Lawmaker seeks more frequent alerts from inspectors general
Issa cites delay in informing Congress of last year’s probe of GSA’s lavish conference.
Inspectors general should keep Congress better informed about ongoing investigations of possible misconduct at agencies in the view of Rep. Darrell Issa, R-Calif., chairman of the House Oversight and Government Reform Committee.
As first reported by The Washington Post, Issa on Aug. 3 sent a letter to 73 inspectors general complaining that the IG for the General Services Administration, Brian Miller, had been probing overspending at an October 2010 GSA training conference in Las Vegas for nearly a year before the story became public in April 2012. Agency leaders and the IG knew of the pending probe, but “Congress remained in the dark,” Issa wrote.
Issa asserted that a major tool given to IGs for reporting to Congress, the seven-day letter, is being neglected. He asked the IGs to report on whether they had issued any seven-day letters since January 2009, and if, so, under what circumstances. He also asked the IGs whether they had conducted any investigations not reported to Congress.
Seven-day letters are rarely used, according to a 2011 study by the Government Accountability Office, because problems with agency operations often are resolved informally without the need for such a letter. But Issa is asking the IGs in cases involving serious national security issues to notify congressional committee chairs and their ranking members, in an arrangement like the one executive branch intelligence officials use to keep a select group of congressional intelligence leaders informed.
“Going forward,” Issa wrote to all the IGs, “it is my expectation that you will inform Congress about serious or flagrant problems at your agency -- like those at GSA -- much earlier.”
Sarah Breen, a spokeswoman for the GSA IG’s office, in a statement emailed to Government Executive, said, "We are working with Congress and other inspectors general to make sure that Congress receives timely and appropriate notification of significant issues."

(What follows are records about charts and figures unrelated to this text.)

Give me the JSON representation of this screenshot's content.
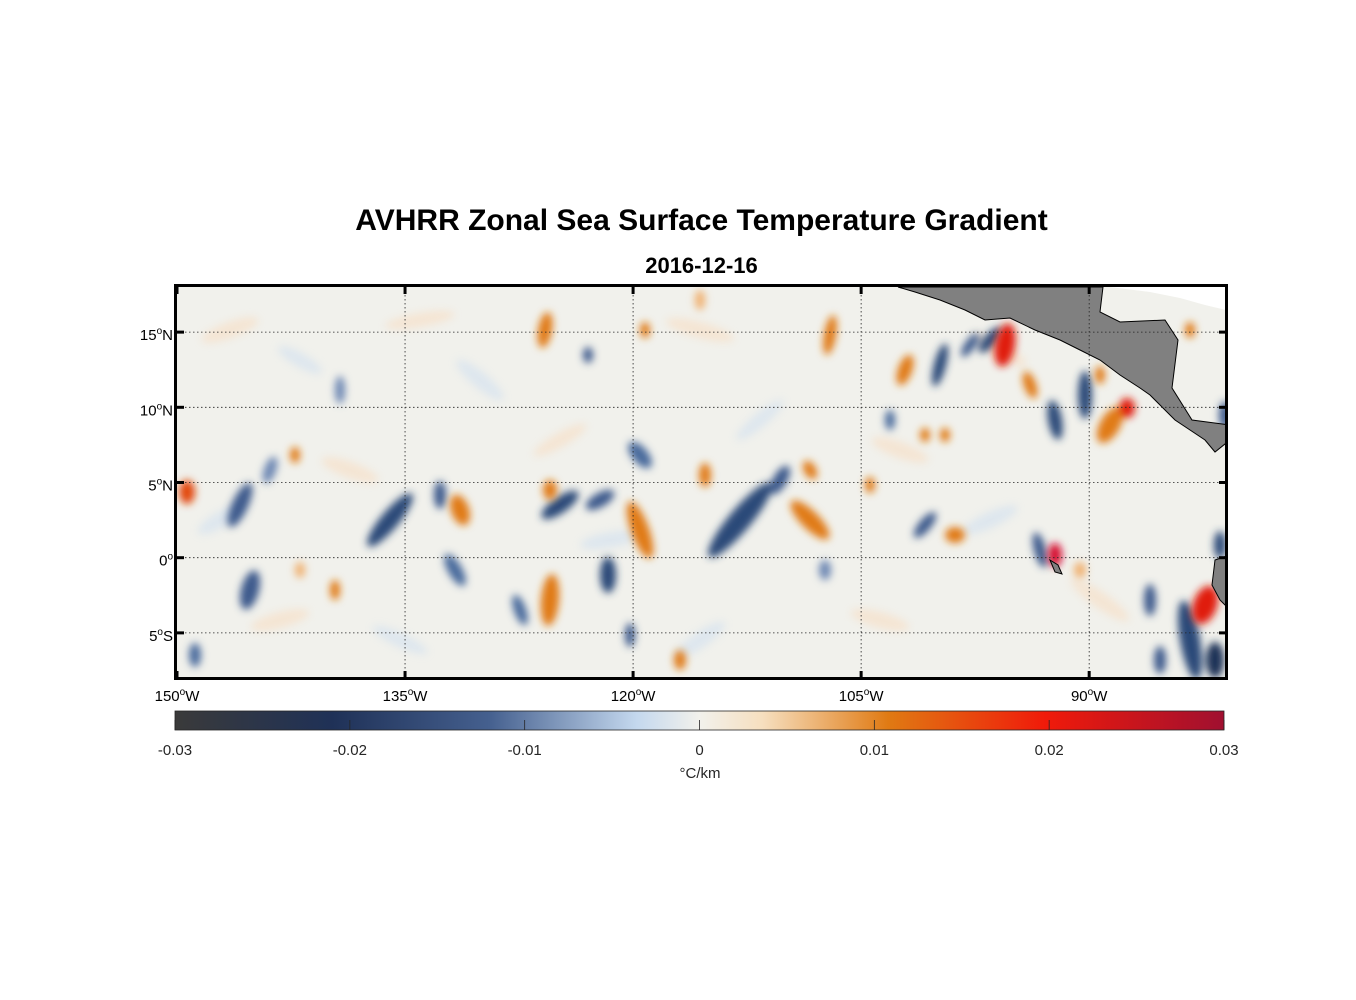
{
  "title": "AVHRR Zonal Sea Surface Temperature Gradient",
  "subtitle": "2016-12-16",
  "map": {
    "lon_range": [
      -150,
      -81
    ],
    "lat_range": [
      -8,
      18
    ],
    "lon_ticks": [
      {
        "value": -150,
        "deg": "150",
        "hemi": "W"
      },
      {
        "value": -135,
        "deg": "135",
        "hemi": "W"
      },
      {
        "value": -120,
        "deg": "120",
        "hemi": "W"
      },
      {
        "value": -105,
        "deg": "105",
        "hemi": "W"
      },
      {
        "value": -90,
        "deg": "90",
        "hemi": "W"
      }
    ],
    "lat_ticks": [
      {
        "value": 15,
        "deg": "15",
        "hemi": "N"
      },
      {
        "value": 10,
        "deg": "10",
        "hemi": "N"
      },
      {
        "value": 5,
        "deg": "5",
        "hemi": "N"
      },
      {
        "value": 0,
        "deg": "0",
        "hemi": ""
      },
      {
        "value": -5,
        "deg": "5",
        "hemi": "S"
      }
    ],
    "deg_symbol": "o",
    "grid": "dotted",
    "land_color": "#808080"
  },
  "colorbar": {
    "range": [
      -0.03,
      0.03
    ],
    "ticks": [
      "-0.03",
      "-0.02",
      "-0.01",
      "0",
      "0.01",
      "0.02",
      "0.03"
    ],
    "tick_values": [
      -0.03,
      -0.02,
      -0.01,
      0,
      0.01,
      0.02,
      0.03
    ],
    "label": "°C/km",
    "colors": [
      "#3a3a3a",
      "#1f3157",
      "#45608f",
      "#c4d8ee",
      "#f2f1ec",
      "#f6dfbf",
      "#e07a13",
      "#f01a0a",
      "#a01030"
    ]
  }
}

A spokesman for the inspectors general council said the joint body would have no comment because Issa’s letter was sent to the entire IG community.
Donald Kettl, dean of the School of Public Policy at the University of Maryland, cautioned that while “full and transparent investigation is critical to good oversight . . . investigators deserve a chance for a careful quiet look before suspicions go public. If an allegation turns out to be unfounded, it would be unfair to drag managers through a publicity storm. And if all allegations are made public before being proved, it would create huge incentives to make allegations to embarrass agencies into political submission, and that wouldn't be good for anyone. Due process requires due care,” he added.
Issa’s approach drew backing from Paul C. Light, a professor of public service at New York University, who recommends legislation to clarify the circumstances under which a detailed seven-day letter is merited. “A seven-day letter cannot reveal the nature of an ongoing investigation that might lead to criminal action,” Light said, “but it most certainly can cover a major breach in operations, implementation and vulnerability, as well as IG concerns regarding the impact of pending legislation on economy and efficiency.”